Hacking the DROID Signature File: Keep It Simple Stupid!
One of the nicest features introduced by the DROID 6.01 development team (Matt Palmer, Richard Flitcroft, Richard Brennan and Alok Dash) was a simplified signature file format. The format cuts out DROID shift bytes reducing the pre-processing required to output a signature file by any system that chooses to do so. It is a feature that is yet to be adopted as it results in the generation of signature files that are only compatible with DROID 6.01 onward and would require a change to PRONOM stored procedures but you can see traces of it in DROID container signature files which appear in 6.01.
Once again, using the Eyeglass sample format as our example format and making use of the signature files created last week, we can demonstrate the difference this simplification makes like so:
The contraction of the shift bytes using DROID 6.01 syntax can turn a byte sequence (within any particular signature) from this:
<ByteSequence Reference="BOFoffset"> <SubSequence MinFragLength="0" Position="1" ... > <Sequence>BB0D0A657965676C6173731A0AAB</Sequence> <DefaultShift>15</DefaultShift> <Shift Byte="BB">14</Shift> <Shift Byte="0D">13</Shift> <Shift Byte="0A">2</Shift> <Shift Byte="65">9</Shift> <Shift Byte="79">10</Shift> <Shift Byte="67">8</Shift> <Shift Byte="6C">7</Shift> <Shift Byte="61">6</Shift> <Shift Byte="73">4</Shift> <Shift Byte="1A">3</Shift> <Shift Byte="AB">1</Shift> <RightFragment MaxOffset="1" MinOffset="1" Position="1"> [!00:01] </RightFragment> </SubSequence> </ByteSequence>
To this:
<ByteSequence Reference="BOFoffset"> <SubSequence MinFragLength="0" Position="1" ... > <Sequence>BB0D0A657965676C6173731A0AAB{1}[!00:01]</Sequence> </SubSequence> </ByteSequence>
As you can see, the DROID regular expression syntax, ‘{1}[!00:01]’, is now encoded in the primary ‘<Sequence>’ tag and the shift bytes no longer exist.
Converting all the signatures in the original signature file created last week results in a new, more simplified signature file. When we run the signature file across the Eyeglass sample files in DROID we get the same format identifications and characterizations. The difference in size between the two pretty-printed files is 6410 vs. 3570 bytes. At almost half the size, using extremely basic signatures, the effect on the entire DROID signature file (currently at 1,339,853 bytes) will be even bigger.
Having worked through the pre-processing algorithm to create the PRONOM Signature Development Utility (mirrored here), I can say that the amount of string manipulation required is phenomenal. It creates a barrier for anyone who wants to create a DROID signature file or who is attempting to interpret one or reuse it in their own identification engine.
The simplified approach:
- Reduces string manipulation required in tools creating signature files.

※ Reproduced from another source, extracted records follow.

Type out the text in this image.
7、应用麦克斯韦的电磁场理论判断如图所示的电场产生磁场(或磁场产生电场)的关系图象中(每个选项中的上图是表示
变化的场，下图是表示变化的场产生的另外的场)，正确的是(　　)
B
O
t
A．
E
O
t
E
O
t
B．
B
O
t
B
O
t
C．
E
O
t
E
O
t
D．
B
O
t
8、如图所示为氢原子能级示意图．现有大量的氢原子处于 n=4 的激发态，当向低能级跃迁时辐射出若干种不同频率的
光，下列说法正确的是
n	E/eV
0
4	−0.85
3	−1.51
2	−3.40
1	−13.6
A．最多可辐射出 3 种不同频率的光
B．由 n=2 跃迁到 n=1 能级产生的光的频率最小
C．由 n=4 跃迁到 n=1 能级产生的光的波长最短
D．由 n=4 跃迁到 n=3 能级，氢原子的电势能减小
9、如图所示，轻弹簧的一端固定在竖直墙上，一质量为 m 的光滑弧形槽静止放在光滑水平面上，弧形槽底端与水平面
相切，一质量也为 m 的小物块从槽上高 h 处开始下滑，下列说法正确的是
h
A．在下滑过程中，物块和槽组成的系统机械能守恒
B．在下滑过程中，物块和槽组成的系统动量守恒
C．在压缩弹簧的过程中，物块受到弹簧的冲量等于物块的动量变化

- Makes signature files more hand codeable.
- Reduces complexity required to interpret and parse a DROID signature file.
A DROID signature is just a bit of data that says something about how to identify a file format. PRONOM, in pre-processing this data, made a assumption about the implementation of any system that was going to consume it. It was the skill of the DROID 6.01 team to recognize this, and in doing so, separate out the architectures of both PRONOM and DROID and open up the potential for a greater number of systems to create signature files that DROID can use and also enable more tools to consume the DROID signature file format as they choose.
The former example is perhaps the biggest boon to the digital preservation community as systems like UDFR continue to appear that store DROID sequences such as these for PDF 1.3:
- PDF 1.3: Beginning of File Sequence
- PDF 1.3: End of File Sequence
As these systems begin to store a larger number of sequences that don’t appear in PRONOM, they begin to add value to the community and to the identification tools that are out there. It would be an achievable hack to take the UDFR dataset and begin to output signature files using this simplified format. Whether UDFR or someone else takes up that challenge it is hoped that as other format registries appear in the near future the creators aren’t put off by a seemingly complex signature file syntax and that they adopt a DROID 6.01+ syntax as at least one of their available data representations.
—
Notes: The pre-processing of DROID signatures is described in The National Archives’ Digital Preservation Technical Paper 1: Appendix 2.
Hi Ross,
Your links to the UDFR beginning of file sequence and end of file sequence don’t seem to be working.
Great posts though!
Thanks,
Euan
Curious. They don’t work for me either unless I go through their ‘Start Here’ links. I’ve tweeted to see if I get a response until I find a better way to contact their team. The form of the links should work:
[http:] // [udfr.org] / [ontowiki] / [view] / [r] / [u1r3039]
Thanks for the comment!
Ross